Solar panels slash energy costs at 123rd AW
By Staff Sgt. Joshua Horton, 123rd Airlift Wing
/ Published October 31, 2019
LOUISVILLE, Ky. -- The 123rd Airlift Wing is installing solar panels at the Kentucky Air National Guard Base as part of a clean energy project that’s expected to trim $18,000 annually from the wing’s electric bill.
The panels will be installed on the roof of the Civil Engineer Building by the end of the year, substantially reducing the wing’s reliance on energy provided by fossil fuel-burning power plants operated by Louisville Gas & Electric, said Lt. Col. Keith McCallie, deputy base civil engineer for the 123rd Civil Engineer Squadron.
The move falls in line with a mandate from the Department of Defense and other federal agencies to begin replacing fossil fuels with “green” energy and reduce power consumption by 20 percent over the next year, he said.
“This technology has changed drastically in the last five years,” McCallie added. “It is definitely improving commercially and becoming more affordable for everyone, even for residential homes.”
Though calculating exact figures is difficult, the impact will be significant, according to Tom Spalding, energy manager for the 123rd Civil Engineer Squadron.
“The sun doesn’t have the same intensity on any square meter of Earth year-round,” Spalding said. “As it moves or changes position, the angles are going to change on that unless you have a power storage backup somehow.
“Altogether, the four sets of arrays (to be installed) can generate 84 to 120 kilowatts of electricity, which is enough to provide power to more than 40 homes.”
According to McCallie, the money saved on energy costs will pay for the expense of installing the solar panels in just a few years, paving the way for even more energy resiliency projects.
“We’re looking at a return on investment of the solar array for this building in the next eight to 10 years,” he said. “We’re using this as a test bed.

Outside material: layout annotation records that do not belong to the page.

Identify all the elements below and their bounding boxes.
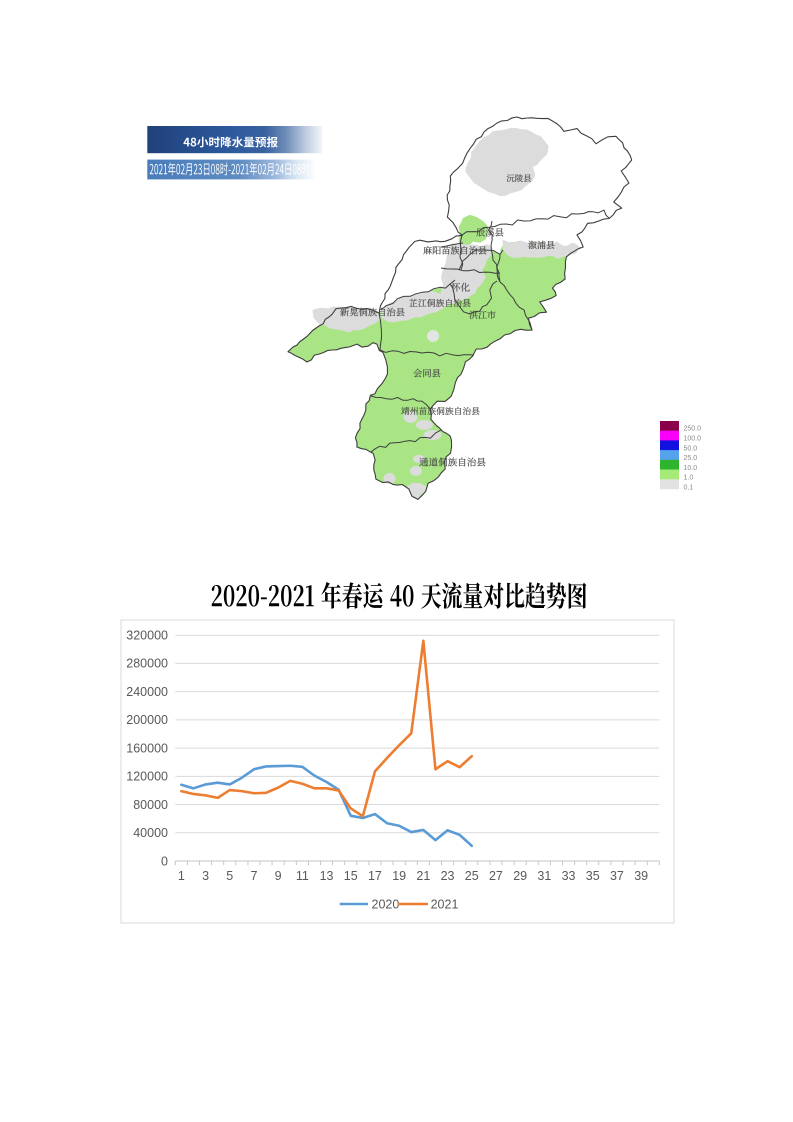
svg-text:29: 29	[513, 869, 527, 883]
svg-text:27: 27	[489, 869, 503, 883]
svg-text:40000: 40000	[133, 826, 168, 840]
svg-text:240000: 240000	[126, 685, 168, 699]
svg-text:9: 9	[275, 869, 282, 883]
svg-text:1: 1	[178, 869, 185, 883]
svg-text:5: 5	[226, 869, 233, 883]
svg-text:50.0: 50.0	[684, 445, 698, 452]
svg-text:15: 15	[344, 869, 358, 883]
svg-text:100.0: 100.0	[684, 435, 702, 442]
svg-text:250.0: 250.0	[684, 426, 702, 433]
svg-text:160000: 160000	[126, 741, 168, 755]
svg-text:19: 19	[392, 869, 406, 883]
svg-text:17: 17	[368, 869, 382, 883]
svg-text:23: 23	[441, 869, 455, 883]
svg-text:2021: 2021	[431, 898, 459, 912]
svg-text:11: 11	[296, 869, 309, 883]
svg-text:10.0: 10.0	[684, 465, 698, 472]
svg-text:80000: 80000	[133, 798, 168, 812]
svg-text:25: 25	[465, 869, 479, 883]
svg-text:25.0: 25.0	[684, 455, 698, 462]
svg-text:31: 31	[537, 869, 551, 883]
svg-text:280000: 280000	[126, 657, 168, 671]
svg-text:320000: 320000	[126, 629, 168, 643]
svg-text:2020: 2020	[372, 898, 400, 912]
svg-text:1.0: 1.0	[684, 475, 694, 482]
svg-text:35: 35	[586, 869, 600, 883]
svg-text:7: 7	[250, 869, 257, 883]
svg-text:3: 3	[202, 869, 209, 883]
svg-text:0: 0	[161, 854, 168, 868]
svg-text:33: 33	[562, 869, 576, 883]
svg-text:39: 39	[634, 869, 648, 883]
svg-text:120000: 120000	[126, 770, 168, 784]
svg-text:0.1: 0.1	[684, 484, 694, 491]
svg-text:200000: 200000	[126, 713, 168, 727]
svg-text:21: 21	[416, 869, 430, 883]
svg-text:37: 37	[610, 869, 624, 883]
svg-text:13: 13	[320, 869, 334, 883]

I’m sure there’s going to be other energy projects that come along.
“This base is now over 25 years old, so equipment is starting to deteriorate very quickly,” McCallie added. “Structures are starting to become an issue, so there are projects now being looked at to replace those bad portions and replace the equipment in the facilities with better, energy-efficient equipment.”
Spalding said other energy-saving projects are on the horizon, including those that use new technologies.
“Our overall goal has been to try and conserve and save money,” Spalding said. “Looking forward, if we get more of our plans implemented, we will see microturbines in the future based on natural gas, which leverages all the new natural gas resources that are available to us.”